En définitive, la requête d’effet suspensif doit être partiellement admise, en ce sens que l’effet suspensif sera octroyé en ce qui concerne l’arriéré de la contribution d’entretien due pour les mois de mai 2024 à octobre 2024. Elle doit être rejetée pour le surplus.

Il sera statué sur les frais judiciaires et les dépens dans le cadre de l’arrêt sur appel à intervenir (cf. art. 104 al. 3 CPC).

Par ces motifs, la Juge unique de la Cour d’appel civile, prononce :

I. La requête d’effet suspensif est partiellement admise.

II. L’exécution du chiffre IV du dispositif de l’ordonnance de mesures provisionnelles rendue le 11 octobre 2024 par la Présidente du Tribunal civil de l’arrondissement de Lausanne est suspendue jusqu’à droit connu sur l’appel en ce qui concerne le versement par l’appelant A.S.________ des contributions d’entretien échues en faveur de sa fille [...], pour la période du 1er mai 2024 au 31 octobre 2024.

III. Il sera statué sur les frais judiciaires et les dépens de la présente ordonnance dans le cadre de l’arrêt sur appel à intervenir.
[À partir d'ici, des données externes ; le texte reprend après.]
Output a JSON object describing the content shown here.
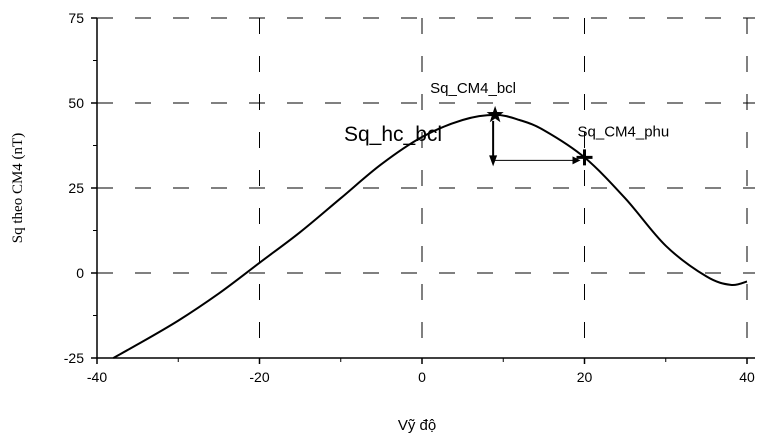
{
  "chart_data": {
    "type": "line",
    "xlabel": "Vỹ độ",
    "ylabel": "Sq theo CM4 (nT)",
    "xlim": [
      -40,
      40
    ],
    "ylim": [
      -25,
      75
    ],
    "x_ticks": [
      -40,
      -20,
      0,
      20,
      40
    ],
    "y_ticks": [
      -25,
      0,
      25,
      50,
      75
    ],
    "grid": true,
    "series": [
      {
        "x": [
          -38,
          -35,
          -30,
          -25,
          -20,
          -15,
          -10,
          -5,
          0,
          5,
          9,
          12,
          15,
          20,
          25,
          30,
          35,
          38,
          40
        ],
        "y": [
          -25,
          -21,
          -14,
          -6,
          3,
          12,
          22,
          32,
          40,
          45,
          46.5,
          45,
          42,
          34,
          22,
          8,
          -1,
          -3.5,
          -2.5
        ]
      }
    ],
    "annotations": {
      "point_bcl": {
        "label": "Sq_CM4_bcl",
        "x": 9,
        "y": 46.5
      },
      "point_phu": {
        "label": "Sq_CM4_phu",
        "x": 20,
        "y": 34
      },
      "hc_label": "Sq_hc_bcl"
    }
  }
}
La juge unique : Le greffier :

Du

La présente ordonnance, dont la rédaction a été approuvée à huis clos, est notifiée à :

‑ Me Xavier-Romain Rahm (pour A.S.) ‑ Me Ismael Fetahi (pour B.S.)

et communiquée, par l'envoi de photocopies, à :

‑ Mme la Présidente du Tribunal civil de l’arrondissement de Lausanne.

La présente ordonnance peut faire l'objet d'un recours en matière civile devant le Tribunal fédéral au sens des art. 72 ss LTF (loi du 17 juin 2005 sur le Tribunal fédéral – RS 173.110), le cas échéant d'un recours constitutionnel subsidiaire au sens des art. 113 ss LTF. Dans les affaires pécuniaires, le recours en matière civile n'est recevable que si la valeur litigieuse s'élève au moins à 15'000 fr. en matière de droit du travail et de droit du bail à loyer, à 30'000 fr. dans les autres cas, à moins que la contestation ne soulève une question juridique de principe (art. 74 LTF). Ces recours doivent être déposés devant le Tribunal fédéral dans les trente jours qui suivent la présente notification (art. 100 al. 1 LTF).